A widely recognized problem observed in direct write (DW) additive manufacturing (AM) is the inability to print highly viscous materials, such as clay or viscous pastes with high solids content. In this work, an additive manufacturing technique, known as vibration-assisted printing (VAP), is characterized and evaluated for its ability to print highly viscous materials (> 10,000 Pa⋅s). After demonstrating the ability to print highly viscous materials with fine resolution (nozzle diameter = 500 μm) and fast print speeds (≥ 4000 mm/min), various print characterization tests are completed to analyze the VAP process’ capabilities in terms of print resolution, layer consistency, corner turning, and minimum feature size, using a representative highly viscous material, polyvinyl chloride (PVC) modeling clay. Analysis of the characterization samples provided insights into which aspects of the material and process parameters need to be closely monitored to ensure accurate material deposition, a vital step towards producing functional components. Once print characterization was complete, mechanical test samples were printed and quasi-statically tested to give insights into how the VAP process affected the mechanical properties of the printed material. The mechanical properties of the VAP components were shown to be inferior when compared to the bulk properties of the material for this particular material system and notable dependencies on the print direction were observed.

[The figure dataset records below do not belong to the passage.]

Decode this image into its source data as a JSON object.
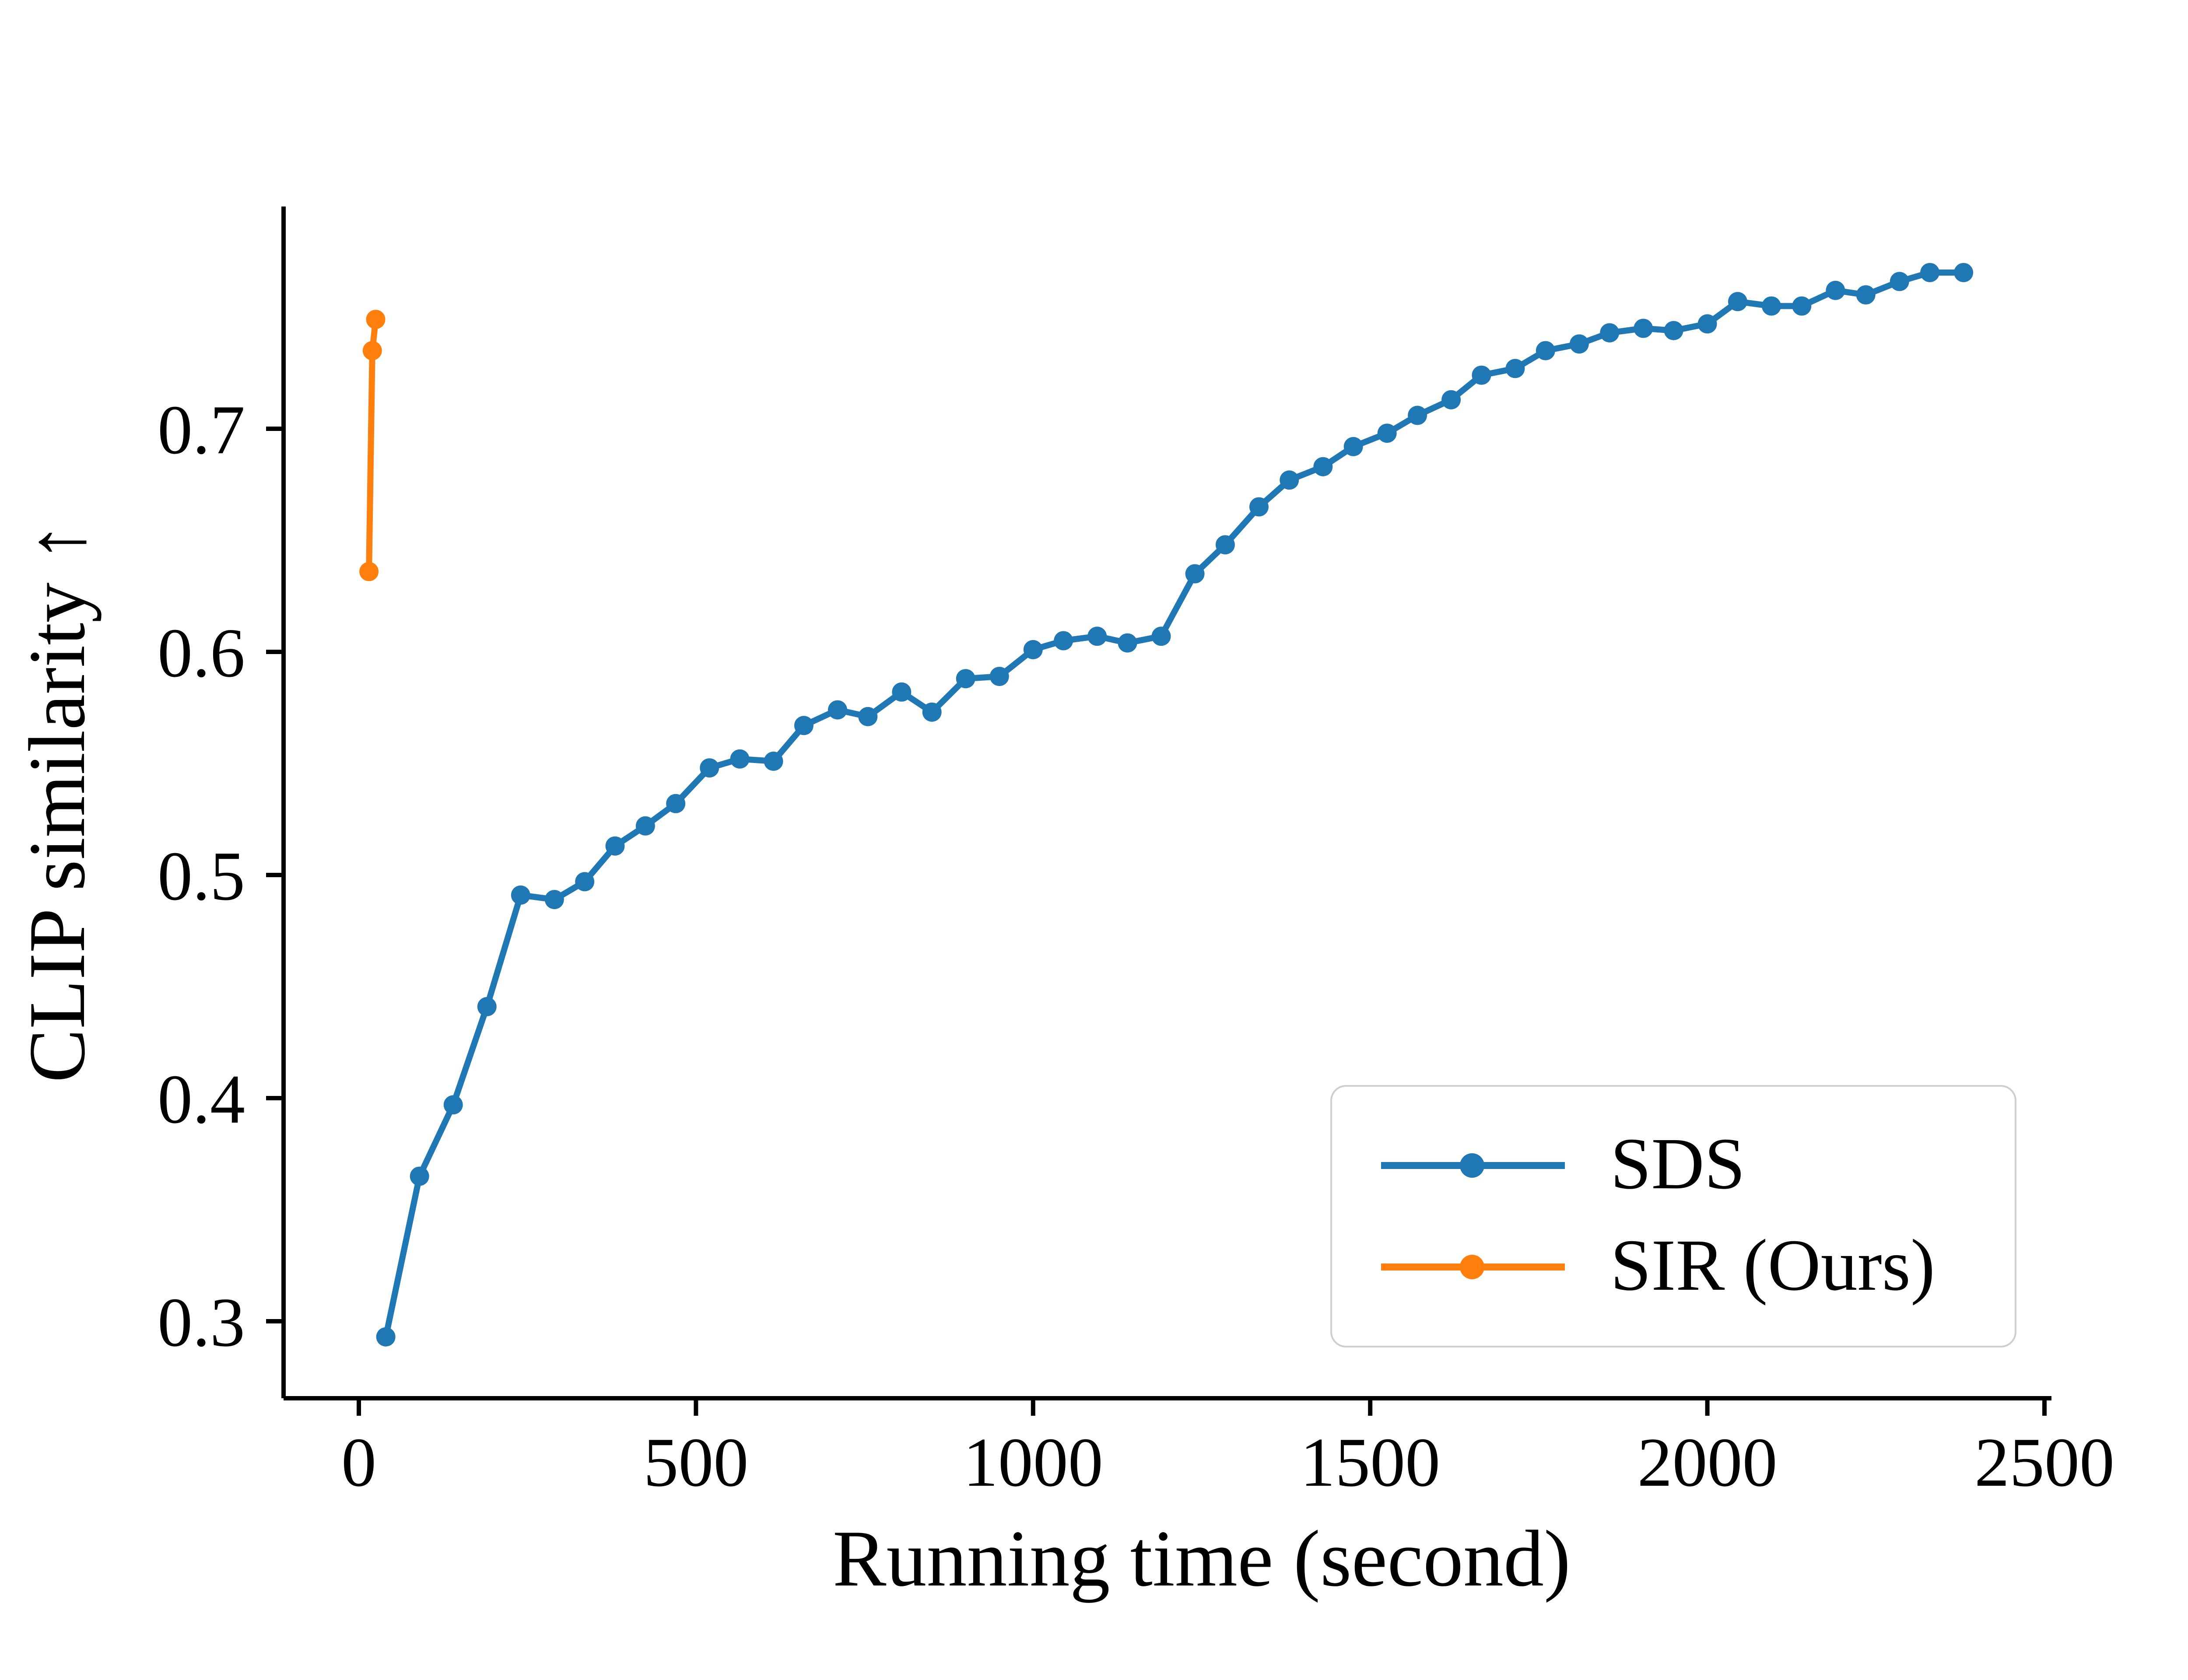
{
  "chart_data": {
    "type": "line",
    "title": "",
    "xlabel": "Running time (second)",
    "ylabel": "CLIP similarity ↑",
    "xlim": [
      -60,
      2560
    ],
    "ylim": [
      0.27,
      0.79
    ],
    "x_ticks": [
      0,
      500,
      1000,
      1500,
      2000,
      2500
    ],
    "x_tick_labels": [
      "0",
      "500",
      "1000",
      "1500",
      "2000",
      "2500"
    ],
    "y_ticks": [
      0.3,
      0.4,
      0.5,
      0.6,
      0.7
    ],
    "y_tick_labels": [
      "0.3",
      "0.4",
      "0.5",
      "0.6",
      "0.7"
    ],
    "grid": false,
    "legend_position": "lower right",
    "series": [
      {
        "name": "SDS",
        "color": "#1f77b4",
        "marker": "circle",
        "x": [
          40,
          90,
          140,
          190,
          240,
          290,
          335,
          380,
          425,
          470,
          520,
          565,
          615,
          660,
          710,
          755,
          805,
          850,
          900,
          950,
          1000,
          1045,
          1095,
          1140,
          1190,
          1240,
          1285,
          1335,
          1380,
          1430,
          1475,
          1525,
          1570,
          1620,
          1665,
          1715,
          1760,
          1810,
          1855,
          1905,
          1950,
          2000,
          2045,
          2095,
          2140,
          2190,
          2235,
          2285,
          2330,
          2380
        ],
        "y": [
          0.293,
          0.365,
          0.397,
          0.441,
          0.491,
          0.489,
          0.497,
          0.513,
          0.522,
          0.532,
          0.548,
          0.552,
          0.551,
          0.567,
          0.574,
          0.571,
          0.582,
          0.573,
          0.588,
          0.589,
          0.601,
          0.605,
          0.607,
          0.604,
          0.607,
          0.635,
          0.648,
          0.665,
          0.677,
          0.683,
          0.692,
          0.698,
          0.706,
          0.713,
          0.724,
          0.727,
          0.735,
          0.738,
          0.743,
          0.745,
          0.744,
          0.747,
          0.757,
          0.755,
          0.755,
          0.762,
          0.76,
          0.766,
          0.77,
          0.77
        ]
      },
      {
        "name": "SIR (Ours)",
        "color": "#ff7f0e",
        "marker": "circle",
        "x": [
          15,
          20,
          25
        ],
        "y": [
          0.636,
          0.735,
          0.749
        ]
      }
    ]
  },
  "legend": {
    "entries": [
      {
        "label": "SDS"
      },
      {
        "label": "SIR (Ours)"
      }
    ]
  }
}
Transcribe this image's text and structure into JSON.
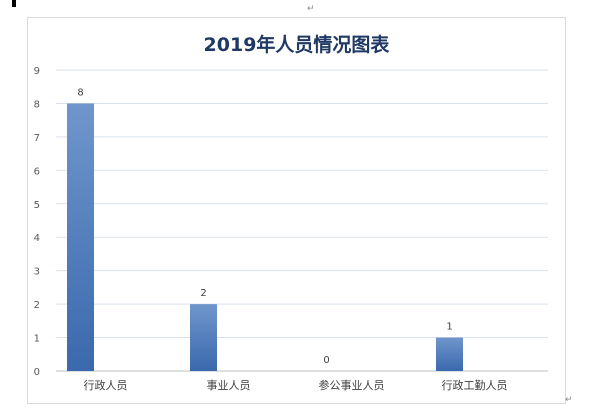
{
  "chart_data": {
    "type": "bar",
    "title": "2019年人员情况图表",
    "xlabel": "",
    "ylabel": "",
    "categories": [
      "行政人员",
      "事业人员",
      "参公事业人员",
      "行政工勤人员"
    ],
    "values": [
      8,
      2,
      0,
      1
    ],
    "ylim": [
      0,
      9
    ],
    "yticks": [
      "0",
      "1",
      "2",
      "3",
      "4",
      "5",
      "6",
      "7",
      "8",
      "9"
    ],
    "data_labels": [
      "8",
      "2",
      "0",
      "1"
    ],
    "grid": true,
    "legend": "none",
    "bar_color_top": "#7096cc",
    "bar_color_bottom": "#3a69ad",
    "grid_color": "#d9e2ec"
  },
  "marks": {
    "paragraph_mark": "↵"
  }
}
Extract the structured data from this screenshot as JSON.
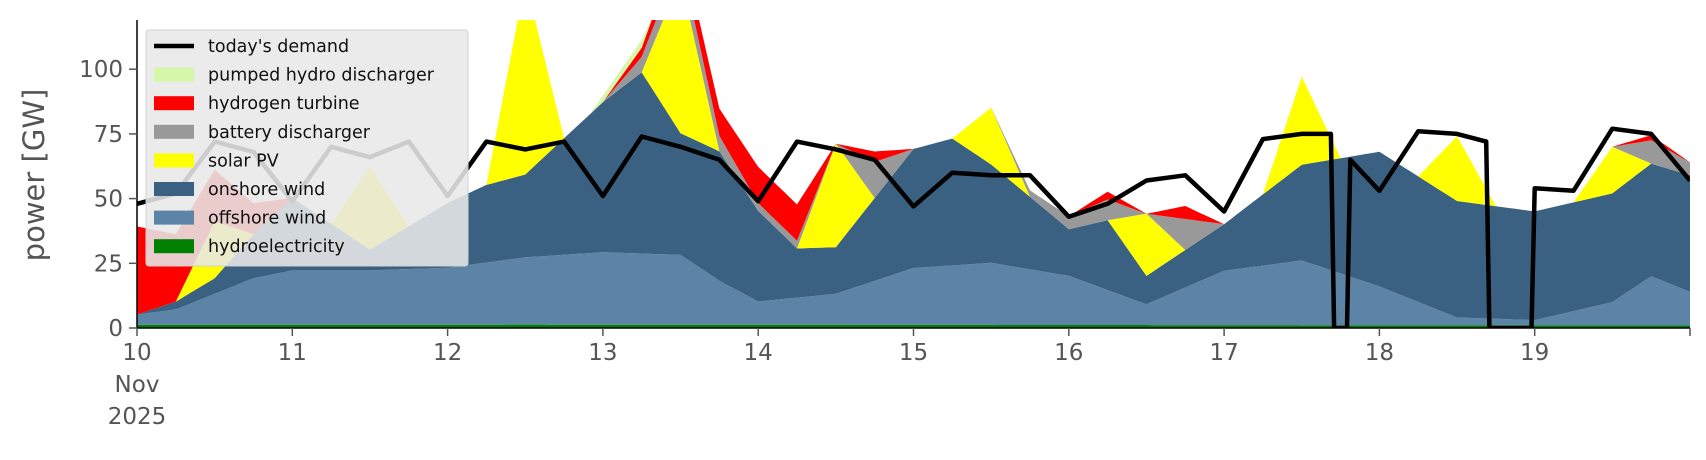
{
  "chart_data": {
    "type": "area",
    "title": "",
    "xlabel": "",
    "ylabel": "power [GW]",
    "ylim": [
      0,
      119
    ],
    "xlim": [
      "2025-11-10 00:00",
      "2025-11-20 00:00"
    ],
    "grid": false,
    "legend_position": "top-left",
    "x_ticks": [
      {
        "date": "2025-11-10",
        "label": "10",
        "sub": [
          "Nov",
          "2025"
        ]
      },
      {
        "date": "2025-11-11",
        "label": "11"
      },
      {
        "date": "2025-11-12",
        "label": "12"
      },
      {
        "date": "2025-11-13",
        "label": "13"
      },
      {
        "date": "2025-11-14",
        "label": "14"
      },
      {
        "date": "2025-11-15",
        "label": "15"
      },
      {
        "date": "2025-11-16",
        "label": "16"
      },
      {
        "date": "2025-11-17",
        "label": "17"
      },
      {
        "date": "2025-11-18",
        "label": "18"
      },
      {
        "date": "2025-11-19",
        "label": "19"
      },
      {
        "date": "2025-11-20",
        "label": ""
      }
    ],
    "y_ticks": [
      0,
      25,
      50,
      75,
      100
    ],
    "legend": [
      {
        "name": "today's demand",
        "color": "#000000",
        "kind": "line"
      },
      {
        "name": "pumped hydro discharger",
        "color": "#d4f7a8",
        "kind": "patch"
      },
      {
        "name": "hydrogen turbine",
        "color": "#ff0000",
        "kind": "patch"
      },
      {
        "name": "battery discharger",
        "color": "#999999",
        "kind": "patch"
      },
      {
        "name": "solar PV",
        "color": "#ffff00",
        "kind": "patch"
      },
      {
        "name": "onshore wind",
        "color": "#3b6182",
        "kind": "patch"
      },
      {
        "name": "offshore wind",
        "color": "#5c84a6",
        "kind": "patch"
      },
      {
        "name": "hydroelectricity",
        "color": "#008000",
        "kind": "patch"
      }
    ],
    "stack_order": [
      "hydroelectricity",
      "offshore wind",
      "onshore wind",
      "solar PV",
      "battery discharger",
      "hydrogen turbine",
      "pumped hydro discharger"
    ],
    "series": [
      {
        "name": "hydroelectricity",
        "x": [
          "2025-11-10 00:00",
          "2025-11-12 12:00",
          "2025-11-15 00:00",
          "2025-11-17 12:00",
          "2025-11-20 00:00"
        ],
        "values": [
          1.2,
          1.3,
          1.2,
          1.1,
          1.0
        ]
      },
      {
        "name": "offshore wind",
        "x": [
          "2025-11-10 00:00",
          "2025-11-10 06:00",
          "2025-11-10 12:00",
          "2025-11-10 18:00",
          "2025-11-11 00:00",
          "2025-11-11 12:00",
          "2025-11-12 00:00",
          "2025-11-12 12:00",
          "2025-11-13 00:00",
          "2025-11-13 12:00",
          "2025-11-13 18:00",
          "2025-11-14 00:00",
          "2025-11-14 12:00",
          "2025-11-15 00:00",
          "2025-11-15 12:00",
          "2025-11-16 00:00",
          "2025-11-16 12:00",
          "2025-11-17 00:00",
          "2025-11-17 12:00",
          "2025-11-18 00:00",
          "2025-11-18 12:00",
          "2025-11-19 00:00",
          "2025-11-19 12:00",
          "2025-11-19 18:00",
          "2025-11-20 00:00"
        ],
        "values": [
          4,
          6,
          12,
          18,
          21,
          21,
          22,
          26,
          28,
          27,
          17,
          9,
          12,
          22,
          24,
          19,
          8,
          21,
          25,
          15,
          3,
          2,
          9,
          19,
          13
        ]
      },
      {
        "name": "onshore wind",
        "x": [
          "2025-11-10 00:00",
          "2025-11-10 12:00",
          "2025-11-11 00:00",
          "2025-11-11 12:00",
          "2025-11-12 00:00",
          "2025-11-12 06:00",
          "2025-11-12 12:00",
          "2025-11-13 00:00",
          "2025-11-13 06:00",
          "2025-11-13 12:00",
          "2025-11-13 18:00",
          "2025-11-14 00:00",
          "2025-11-14 06:00",
          "2025-11-14 12:00",
          "2025-11-15 00:00",
          "2025-11-15 06:00",
          "2025-11-15 12:00",
          "2025-11-16 00:00",
          "2025-11-16 06:00",
          "2025-11-16 12:00",
          "2025-11-17 00:00",
          "2025-11-17 12:00",
          "2025-11-18 00:00",
          "2025-11-18 12:00",
          "2025-11-19 00:00",
          "2025-11-19 12:00",
          "2025-11-20 00:00"
        ],
        "values": [
          0,
          6,
          28,
          8,
          25,
          30,
          32,
          58,
          70,
          47,
          50,
          35,
          19,
          18,
          46,
          49,
          38,
          18,
          27,
          11,
          18,
          37,
          52,
          45,
          42,
          42,
          45
        ]
      },
      {
        "name": "solar PV",
        "x": [
          "2025-11-10 00:00",
          "2025-11-10 06:00",
          "2025-11-10 12:00",
          "2025-11-10 18:00",
          "2025-11-11 06:00",
          "2025-11-11 12:00",
          "2025-11-11 18:00",
          "2025-11-12 06:00",
          "2025-11-12 12:00",
          "2025-11-12 18:00",
          "2025-11-13 06:00",
          "2025-11-13 12:00",
          "2025-11-13 18:00",
          "2025-11-14 06:00",
          "2025-11-14 12:00",
          "2025-11-14 18:00",
          "2025-11-15 06:00",
          "2025-11-15 12:00",
          "2025-11-15 18:00",
          "2025-11-16 06:00",
          "2025-11-16 12:00",
          "2025-11-16 18:00",
          "2025-11-17 06:00",
          "2025-11-17 12:00",
          "2025-11-17 18:00",
          "2025-11-18 06:00",
          "2025-11-18 12:00",
          "2025-11-18 18:00",
          "2025-11-19 06:00",
          "2025-11-19 12:00",
          "2025-11-19 18:00"
        ],
        "values": [
          0,
          0,
          22,
          0,
          0,
          32,
          0,
          0,
          75,
          0,
          0,
          60,
          0,
          0,
          40,
          0,
          0,
          22,
          0,
          0,
          24,
          0,
          0,
          34,
          0,
          0,
          25,
          0,
          0,
          18,
          0
        ]
      },
      {
        "name": "battery discharger",
        "x": [
          "2025-11-10 00:00",
          "2025-11-10 12:00",
          "2025-11-11 00:00",
          "2025-11-11 12:00",
          "2025-11-12 00:00",
          "2025-11-12 12:00",
          "2025-11-13 00:00",
          "2025-11-13 06:00",
          "2025-11-13 12:00",
          "2025-11-13 18:00",
          "2025-11-14 00:00",
          "2025-11-14 06:00",
          "2025-11-14 12:00",
          "2025-11-14 18:00",
          "2025-11-15 00:00",
          "2025-11-15 12:00",
          "2025-11-16 00:00",
          "2025-11-16 06:00",
          "2025-11-16 12:00",
          "2025-11-16 18:00",
          "2025-11-17 00:00",
          "2025-11-17 12:00",
          "2025-11-18 00:00",
          "2025-11-18 12:00",
          "2025-11-19 00:00",
          "2025-11-19 12:00",
          "2025-11-19 18:00",
          "2025-11-20 00:00"
        ],
        "values": [
          0,
          0,
          0,
          0,
          0,
          0,
          0,
          6,
          8,
          6,
          3,
          3,
          0,
          14,
          0,
          0,
          5,
          8,
          0,
          12,
          0,
          0,
          0,
          0,
          0,
          0,
          9,
          5
        ]
      },
      {
        "name": "hydrogen turbine",
        "x": [
          "2025-11-10 00:00",
          "2025-11-10 06:00",
          "2025-11-10 12:00",
          "2025-11-10 18:00",
          "2025-11-11 00:00",
          "2025-11-11 12:00",
          "2025-11-12 00:00",
          "2025-11-13 00:00",
          "2025-11-14 00:00",
          "2025-11-14 06:00",
          "2025-11-14 12:00",
          "2025-11-14 18:00",
          "2025-11-15 00:00",
          "2025-11-16 00:00",
          "2025-11-16 06:00",
          "2025-11-16 12:00",
          "2025-11-16 18:00",
          "2025-11-17 00:00",
          "2025-11-18 00:00",
          "2025-11-19 00:00",
          "2025-11-19 12:00",
          "2025-11-19 18:00",
          "2025-11-20 00:00"
        ],
        "values": [
          34,
          26,
          20,
          12,
          0,
          0,
          0,
          0,
          14,
          14,
          0,
          4,
          0,
          0,
          3,
          0,
          5,
          0,
          0,
          0,
          0,
          2,
          0
        ]
      },
      {
        "name": "pumped hydro discharger",
        "x": [
          "2025-11-10 00:00",
          "2025-11-12 00:00",
          "2025-11-12 22:00",
          "2025-11-13 00:00",
          "2025-11-13 06:00",
          "2025-11-13 08:00",
          "2025-11-14 00:00",
          "2025-11-20 00:00"
        ],
        "values": [
          0,
          0,
          0,
          2.5,
          3,
          0,
          0,
          0
        ]
      },
      {
        "name": "today's demand",
        "x": [
          "2025-11-10 00:00",
          "2025-11-10 06:00",
          "2025-11-10 12:00",
          "2025-11-10 18:00",
          "2025-11-11 00:00",
          "2025-11-11 06:00",
          "2025-11-11 12:00",
          "2025-11-11 18:00",
          "2025-11-12 00:00",
          "2025-11-12 06:00",
          "2025-11-12 12:00",
          "2025-11-12 18:00",
          "2025-11-13 00:00",
          "2025-11-13 06:00",
          "2025-11-13 12:00",
          "2025-11-13 18:00",
          "2025-11-14 00:00",
          "2025-11-14 06:00",
          "2025-11-14 12:00",
          "2025-11-14 18:00",
          "2025-11-15 00:00",
          "2025-11-15 06:00",
          "2025-11-15 12:00",
          "2025-11-15 18:00",
          "2025-11-16 00:00",
          "2025-11-16 06:00",
          "2025-11-16 12:00",
          "2025-11-16 18:00",
          "2025-11-17 00:00",
          "2025-11-17 06:00",
          "2025-11-17 12:00",
          "2025-11-17 16:30",
          "2025-11-17 17:00",
          "2025-11-17 19:00",
          "2025-11-17 19:30",
          "2025-11-18 00:00",
          "2025-11-18 06:00",
          "2025-11-18 12:00",
          "2025-11-18 16:30",
          "2025-11-18 17:00",
          "2025-11-18 23:30",
          "2025-11-19 00:00",
          "2025-11-19 06:00",
          "2025-11-19 12:00",
          "2025-11-19 18:00",
          "2025-11-20 00:00"
        ],
        "values": [
          48,
          52,
          72,
          68,
          49,
          70,
          66,
          72,
          51,
          72,
          69,
          72,
          51,
          74,
          70,
          65,
          49,
          72,
          69,
          65,
          47,
          60,
          59,
          59,
          43,
          48,
          57,
          59,
          45,
          73,
          75,
          75,
          0,
          0,
          65,
          53,
          76,
          75,
          72,
          0,
          0,
          54,
          53,
          77,
          75,
          57
        ]
      }
    ]
  }
}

在直写 (DW) 增材制造 (AM) 中观察到的一个广泛公认的问题是无法打印高粘性材料，例如具有高固体含量的粘土或粘性糊状物。在这项工作中，一种称为振动辅助打印 (VAP) 的增材制造技术对其打印高粘性材料 (> 10,000 Pa·s) 的能力进行了表征和评估。在展示了以高分辨率打印高粘性材料的能力后（喷嘴直径 = 500  μm) 和快速的打印速度（≥ 4000 毫米/分钟），使用具有代表性的高粘性材料完成各种打印特性测试，以分析 VAP 工艺在打印分辨率、层一致性、转角和最小特征尺寸方面的能力, 聚氯乙烯 (PVC) 造型粘土。对表征样品的分析提供了关于需要密切监测材料和工艺参数的哪些方面以确保准确的材料沉积的见解，这是生产功能组件的重要一步。打印表征完成后，将打印机械测试样品并进行准静态测试，以深入了解 VAP 工艺如何影响打印材料的机械性能。